In Clark v. Certainteed Salaried Pension Plan, et al., No. 20-30059, __F.App’x__, 2021 WL 2620557 (5th Cir. June 24, 2021), Plaintiff-Appellant Terry Clark sought retirement benefits under the Saint-Gobain Retirement Income Plan (SGRI Plan), an ERISA-qualified plan that provides retirement benefits for employees of the Saint-Gobain Corporation and affiliated entities. A sub-plan to the SGRI Plan is the CertainTeed Corporation Salaried Employee’s Pension Plan (CertainTeed Plan), which is generally limited to employees of CertainTeed or select affiliates prior to January 1, 2001. Clark worked for a company starting in 1989 that was later acquired by a company that was part of a Saint-Gobain-controlled group of corporations. But it was not until 2007 that he transferred to a position with CertainTeed. Prior to this, he received paystubs reflecting “1-A Code,” which he contended meant that he was a CertainTeed Plan participant. In 2015, Clark requested and received two separate benefit-estimate statements from the Saint-Gobain Pension Administration Team which assumed he was a participant in the CertainTeed Plan. The statements included disclaimers that they were not a guarantee of benefits. In 2017, the pension administrator informed Clark that due to a coding error, they had placed him in the incorrect plan and that he was actually a participant in the Saint-Gobain Retired Accumulation Plan. He appealed this, claiming that he was part of the CertainTeed Plan. The Benefits Committee denied his appeal because he did not become a CertainTeed employee until 2007. After his appeal was denied, he filed suit under ERISA § 502(a)(1)(B) for the denied benefits. He also alleged an alternative ERISA-estoppel theory. The district court granted summary judgment to Defendants on all counts, which the Fifth Circuit affirmed.

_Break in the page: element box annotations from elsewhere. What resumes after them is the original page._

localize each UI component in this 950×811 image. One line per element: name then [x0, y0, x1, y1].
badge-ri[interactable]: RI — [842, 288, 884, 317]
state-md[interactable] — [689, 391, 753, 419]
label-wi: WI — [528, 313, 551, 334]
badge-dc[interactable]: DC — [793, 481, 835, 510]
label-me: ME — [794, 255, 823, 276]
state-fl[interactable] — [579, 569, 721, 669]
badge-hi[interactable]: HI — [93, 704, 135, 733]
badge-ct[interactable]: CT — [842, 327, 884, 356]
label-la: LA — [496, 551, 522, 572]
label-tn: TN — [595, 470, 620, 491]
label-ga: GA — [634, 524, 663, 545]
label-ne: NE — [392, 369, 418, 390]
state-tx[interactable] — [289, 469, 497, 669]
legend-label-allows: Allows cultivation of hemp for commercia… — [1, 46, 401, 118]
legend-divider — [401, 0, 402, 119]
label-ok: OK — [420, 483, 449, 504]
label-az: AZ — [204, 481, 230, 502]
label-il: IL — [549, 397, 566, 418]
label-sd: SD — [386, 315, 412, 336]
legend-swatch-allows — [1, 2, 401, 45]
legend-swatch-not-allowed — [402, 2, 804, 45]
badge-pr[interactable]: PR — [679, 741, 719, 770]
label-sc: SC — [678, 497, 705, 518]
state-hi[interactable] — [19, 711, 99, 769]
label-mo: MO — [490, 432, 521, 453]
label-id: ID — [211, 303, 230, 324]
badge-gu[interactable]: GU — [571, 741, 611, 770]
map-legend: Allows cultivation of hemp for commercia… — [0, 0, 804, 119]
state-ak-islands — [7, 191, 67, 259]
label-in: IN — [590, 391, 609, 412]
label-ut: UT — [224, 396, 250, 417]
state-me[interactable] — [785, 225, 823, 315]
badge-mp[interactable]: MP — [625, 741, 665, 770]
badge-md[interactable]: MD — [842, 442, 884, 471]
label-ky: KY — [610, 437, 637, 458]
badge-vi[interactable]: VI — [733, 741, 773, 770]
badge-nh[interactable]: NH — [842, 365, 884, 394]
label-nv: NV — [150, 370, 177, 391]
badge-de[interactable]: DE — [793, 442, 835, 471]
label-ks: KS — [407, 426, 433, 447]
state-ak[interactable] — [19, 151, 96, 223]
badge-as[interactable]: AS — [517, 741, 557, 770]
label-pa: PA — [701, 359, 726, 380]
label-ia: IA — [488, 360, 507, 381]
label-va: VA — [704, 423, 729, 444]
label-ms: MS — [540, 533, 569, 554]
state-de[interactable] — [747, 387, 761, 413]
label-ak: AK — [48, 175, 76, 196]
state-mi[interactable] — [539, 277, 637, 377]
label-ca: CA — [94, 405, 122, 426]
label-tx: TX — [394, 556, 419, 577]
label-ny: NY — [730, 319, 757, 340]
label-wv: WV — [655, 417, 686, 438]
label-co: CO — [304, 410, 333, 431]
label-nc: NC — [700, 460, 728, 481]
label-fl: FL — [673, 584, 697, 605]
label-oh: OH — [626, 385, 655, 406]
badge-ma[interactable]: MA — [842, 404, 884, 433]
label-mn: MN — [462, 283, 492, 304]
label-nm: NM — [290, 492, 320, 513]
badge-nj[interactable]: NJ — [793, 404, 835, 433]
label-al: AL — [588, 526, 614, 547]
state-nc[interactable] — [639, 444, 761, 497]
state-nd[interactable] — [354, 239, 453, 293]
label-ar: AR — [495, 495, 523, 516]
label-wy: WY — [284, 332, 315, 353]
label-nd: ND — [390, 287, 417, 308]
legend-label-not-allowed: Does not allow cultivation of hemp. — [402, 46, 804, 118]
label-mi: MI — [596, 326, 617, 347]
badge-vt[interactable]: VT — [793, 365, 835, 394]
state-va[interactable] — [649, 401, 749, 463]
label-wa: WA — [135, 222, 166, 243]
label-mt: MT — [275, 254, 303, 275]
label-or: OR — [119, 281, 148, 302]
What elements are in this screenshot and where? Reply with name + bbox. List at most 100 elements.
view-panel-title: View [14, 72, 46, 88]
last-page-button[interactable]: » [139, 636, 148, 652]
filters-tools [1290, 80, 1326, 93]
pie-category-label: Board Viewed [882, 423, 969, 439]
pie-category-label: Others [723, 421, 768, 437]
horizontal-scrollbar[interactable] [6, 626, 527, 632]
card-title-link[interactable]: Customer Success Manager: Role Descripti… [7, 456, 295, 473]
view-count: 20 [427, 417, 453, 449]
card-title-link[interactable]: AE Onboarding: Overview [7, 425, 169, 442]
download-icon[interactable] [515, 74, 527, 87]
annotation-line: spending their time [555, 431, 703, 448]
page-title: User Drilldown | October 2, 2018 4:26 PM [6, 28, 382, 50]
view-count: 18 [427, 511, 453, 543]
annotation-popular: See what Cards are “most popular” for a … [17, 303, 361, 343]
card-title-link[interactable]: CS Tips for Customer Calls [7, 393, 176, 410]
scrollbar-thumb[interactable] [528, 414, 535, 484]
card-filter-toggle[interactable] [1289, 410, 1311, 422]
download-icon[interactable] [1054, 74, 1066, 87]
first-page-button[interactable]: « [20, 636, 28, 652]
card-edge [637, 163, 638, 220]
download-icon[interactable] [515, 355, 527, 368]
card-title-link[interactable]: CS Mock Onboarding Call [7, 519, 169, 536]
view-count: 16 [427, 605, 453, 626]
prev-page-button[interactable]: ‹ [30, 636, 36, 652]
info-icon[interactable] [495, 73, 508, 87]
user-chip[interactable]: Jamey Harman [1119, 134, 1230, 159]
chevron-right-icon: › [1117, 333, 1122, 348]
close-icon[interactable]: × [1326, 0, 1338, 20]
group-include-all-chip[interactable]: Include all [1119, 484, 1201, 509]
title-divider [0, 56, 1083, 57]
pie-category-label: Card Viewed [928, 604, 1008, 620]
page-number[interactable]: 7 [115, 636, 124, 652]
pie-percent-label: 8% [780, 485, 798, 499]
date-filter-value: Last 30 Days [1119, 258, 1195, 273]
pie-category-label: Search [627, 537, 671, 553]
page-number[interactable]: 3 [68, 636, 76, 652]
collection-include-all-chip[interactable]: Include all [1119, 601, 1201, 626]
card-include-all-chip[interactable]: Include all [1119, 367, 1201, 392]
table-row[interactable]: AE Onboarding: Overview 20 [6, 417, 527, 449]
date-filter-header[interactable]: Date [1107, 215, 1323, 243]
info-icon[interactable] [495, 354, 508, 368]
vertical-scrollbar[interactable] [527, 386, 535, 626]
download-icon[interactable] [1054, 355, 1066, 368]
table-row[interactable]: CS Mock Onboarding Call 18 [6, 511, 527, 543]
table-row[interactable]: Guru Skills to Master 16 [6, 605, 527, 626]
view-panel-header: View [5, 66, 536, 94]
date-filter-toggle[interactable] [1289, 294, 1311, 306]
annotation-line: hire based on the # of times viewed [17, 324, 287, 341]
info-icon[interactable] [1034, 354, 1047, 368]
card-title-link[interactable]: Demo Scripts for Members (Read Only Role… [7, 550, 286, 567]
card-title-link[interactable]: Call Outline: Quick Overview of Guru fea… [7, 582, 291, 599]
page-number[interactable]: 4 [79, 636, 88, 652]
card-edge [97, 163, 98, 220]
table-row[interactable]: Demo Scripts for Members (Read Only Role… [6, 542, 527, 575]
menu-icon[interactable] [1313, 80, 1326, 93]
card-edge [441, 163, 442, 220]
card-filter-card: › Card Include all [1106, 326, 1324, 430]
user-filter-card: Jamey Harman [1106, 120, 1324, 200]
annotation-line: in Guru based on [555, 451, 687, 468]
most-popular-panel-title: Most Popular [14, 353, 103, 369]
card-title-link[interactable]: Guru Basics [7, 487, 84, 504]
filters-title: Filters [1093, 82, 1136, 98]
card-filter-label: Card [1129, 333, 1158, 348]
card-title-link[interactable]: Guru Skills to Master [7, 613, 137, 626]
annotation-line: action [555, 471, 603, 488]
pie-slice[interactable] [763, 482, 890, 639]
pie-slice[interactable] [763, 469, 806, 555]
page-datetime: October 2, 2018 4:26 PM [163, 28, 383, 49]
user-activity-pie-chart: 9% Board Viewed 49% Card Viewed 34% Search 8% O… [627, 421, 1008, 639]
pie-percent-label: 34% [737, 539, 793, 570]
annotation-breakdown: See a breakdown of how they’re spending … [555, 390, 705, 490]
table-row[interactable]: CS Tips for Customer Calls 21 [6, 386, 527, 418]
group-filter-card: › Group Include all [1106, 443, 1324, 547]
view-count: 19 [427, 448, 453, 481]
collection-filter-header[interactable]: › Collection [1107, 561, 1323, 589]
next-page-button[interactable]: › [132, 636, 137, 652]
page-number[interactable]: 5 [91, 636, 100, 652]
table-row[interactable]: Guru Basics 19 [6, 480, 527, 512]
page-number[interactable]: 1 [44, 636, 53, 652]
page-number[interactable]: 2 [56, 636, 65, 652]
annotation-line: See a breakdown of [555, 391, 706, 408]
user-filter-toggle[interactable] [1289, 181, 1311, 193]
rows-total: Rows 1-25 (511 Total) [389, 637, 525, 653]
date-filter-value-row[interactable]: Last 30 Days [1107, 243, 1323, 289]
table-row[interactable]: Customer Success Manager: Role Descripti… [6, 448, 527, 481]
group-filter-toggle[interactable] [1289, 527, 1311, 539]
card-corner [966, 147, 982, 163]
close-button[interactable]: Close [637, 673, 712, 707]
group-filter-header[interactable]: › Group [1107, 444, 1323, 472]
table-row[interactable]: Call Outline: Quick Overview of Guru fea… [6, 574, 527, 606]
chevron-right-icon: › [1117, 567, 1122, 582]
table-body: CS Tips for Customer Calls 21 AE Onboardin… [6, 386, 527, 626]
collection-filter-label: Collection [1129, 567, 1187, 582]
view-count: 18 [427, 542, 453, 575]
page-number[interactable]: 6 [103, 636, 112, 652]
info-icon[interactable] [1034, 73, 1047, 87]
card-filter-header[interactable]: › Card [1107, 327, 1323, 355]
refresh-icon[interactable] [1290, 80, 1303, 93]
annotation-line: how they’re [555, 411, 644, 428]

The Fifth Circuit made several determinations. First, it agreed with Defendants that the district court erred in conducting a de novo review of the Benefits Committee’s interpretation of the CertainTeed Plan. The SGRI Plan expressly gives the Benefits Committee “such duties and powers as may be necessary … [t]o construe and interpret the [SGRI] Plan” and “decide all questions of eligibility and determine the amount, manner and time of payment of any benefits.” Because the CertainTeed Plan was a component of the SGRI Plan, the Benefits Committee was entitled to abuse-of-discretion review.

Second, the CertainTeed Plan clearly provides that “an individual who becomes an Employee on or after January 1, 2001 shall not be eligible to become a Participant.” Clark did not meet any of the exceptions to this requirement. None of the companies that Clark worked for before CertainTeed adopted the CertainTeed Plan so his time with those companies did not count towards his participation. Thus, under the plain terms of the CertainTeed Plan, Clark was not eligible for benefits.

Third, though Clark alleged procedural irregularities, the court did not find that the administrator acted improperly in listing Clark in its internal database and removing him in response to his inquiries about his benefits because “no amount of review can change the fact that Clark is ineligible for benefits under the plain terms of the CertainTeed Plan.”

Fourth, with respect to the ERISA-estoppel claim, Clark had to establish: (1) a material misrepresentation; (2) reasonable and detrimental reliance upon the representation; and (3) extraordinary circumstances. The court found that he did not articulate any reliance beyond conclusory statements. The court explained: “we can imagine ways in which Clark might have detrimentally relied on Defendants’ misrepresentations. Perhaps Clark would have left CertainTeed but stayed in order to receive benefits from the CertainTeed Plan. Or maybe he decided to pass up the opportunity to participate in another retirement investment. But Clark has failed to so much as articulate these positions. And it is not our job to speculate or litigate on behalf of a party.”

Fifth, with respect to the claim that Defendants breached their fiduciary duties, the court agreed that ERISA § 502(a)(3) provides individual relief for breach of fiduciary duty, however, Clark did not articulate how he was injured by Defendants’ actions, and this is fatal to his claim. He was not eligible for benefits under the terms of the Plan and any paystub code or benefits-estimate errors did not cause his ineligibility.

Lastly, with respect to Clark’s statutory-damages claim under ERISA § 1132(c), the court explained that Defendants did not violate ERISA § 104(b)(4) when they failed to timely send the 2015 benefit-estimate statements in response to his request for “copies of all vesting credits” and “account statements.” These benefit-estimate statements are not plan instruments because they do not establish or operate a retirement plan. Though the Benefits Committee did fail to send the entire SGRI Plan within 30 days of Clark’s request, Clark did not press this issue on appeal so the court did not disturb the district court’s grant of summary judgment on this issue.